Rumors continue to swirl that Facebook is currently negotiating a buyout of Waze, the popular social mapping app. The app was founded by three co-founders, Uri Levine, Ehud Shabtai, and Amir Shinar, and is based in Israel with an office in Palo Alto. As part of a potential Facebook acqusition, the Palo Alto team would be merged into FB’s Menlo Park office, while the Israel team would be used as a launching point to launch Facebook’s engineering efforts in that country.
TechCrunch today ran an article that discussed whether the creation of the Facebook office would harm the nascent start-up community in Israel. The article’s author, Mike Butcher describes a conversation:
Because, he says, although the Waze R&D center could be a beach-head for a full-blown Facebook R&D shop, and thus good for Facebook, “it could have catastrophic effects upon local early stage startups’ ability to compete on salaries and benefits.”
His argument is that if a big company like Facebook stays away, then the Israeli tech ecosystem is more likely to be able to “push more innovation” towards Silicon Valley, which would be in the “best interest of both the local startup industry and Facebook.”
Certainly, such a large acquisition inside such a relatively small country could well change the successful dynamics of the Israeli eco-system. If it became a mere engineering centre for Facebook, Apple and Google, the implication is that we might not see quite the same levels of startup activity as we’ve seen emerge in the past from Israel.
That is almost certainly overstating the ‘problem’. It’s more likely that the experience of being inside these big tech companies in Israel is more likely to create a virtuous circle of new entrepreneurs, spin-outs and new projects. Plus, more eyes and ears on the ground for potential acquisitions.
Indeed, one should be cautious with the labor market in a country of 7.7M (which is smaller than the size of the Bay Area). It is true that slight changes in the available jobs could dramatically change the price of wages, which in turn, could equally affect the growth of the start-up ecosystem.
This reasoning is deeply flawed though, which Butcher points out but not nearly strongly enough.
Exits are everything in venture, a point that I seem to have to make to people far more frequently than I expect. Entrepreneurs (minus some exceptions) want to get rewarded for the risks they are taking in launching their business. Venture capitalists want to have strong returns by putting money in fast growing companies that eventually lead to liquidity. Even governments benefit from the exits, since taxes aren’t collected until the underlying securities are liquid (Facebook’s IPO, for instance, greatly helped the California state budget).
Waze and the building of a new Facebook engineering center in Israel won’t harm the ecosystem – it will dramatically improve it.

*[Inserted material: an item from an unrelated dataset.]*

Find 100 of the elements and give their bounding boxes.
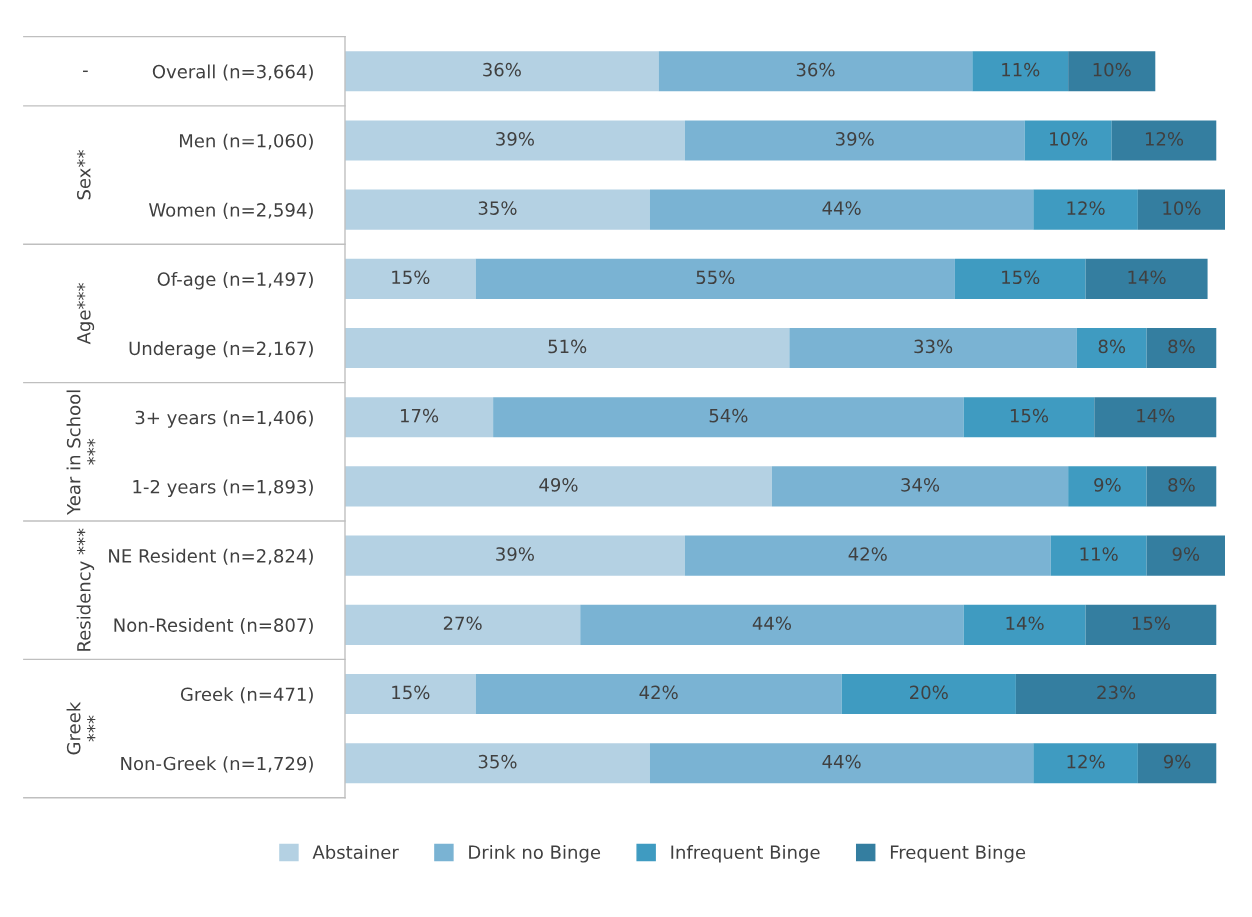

By showing that Israeli companies are capable of building billion dollar businesses in the consumer space, the country will not only attract more investment than before, it will attract more in-flow talent from places like Europe where such exits can at times be difficult to reach. Not only will Waze not harm the local ecosystem, it may be just the kind of fuel for the fire that leads to Israel becoming a key innovation center with a stature equal to that of Silicon Valley.
Not all exits are necessarily good – many acqui-hires are not positive for the founders or the investors. But a billion dollar acquisition of a mobile app? Yes please.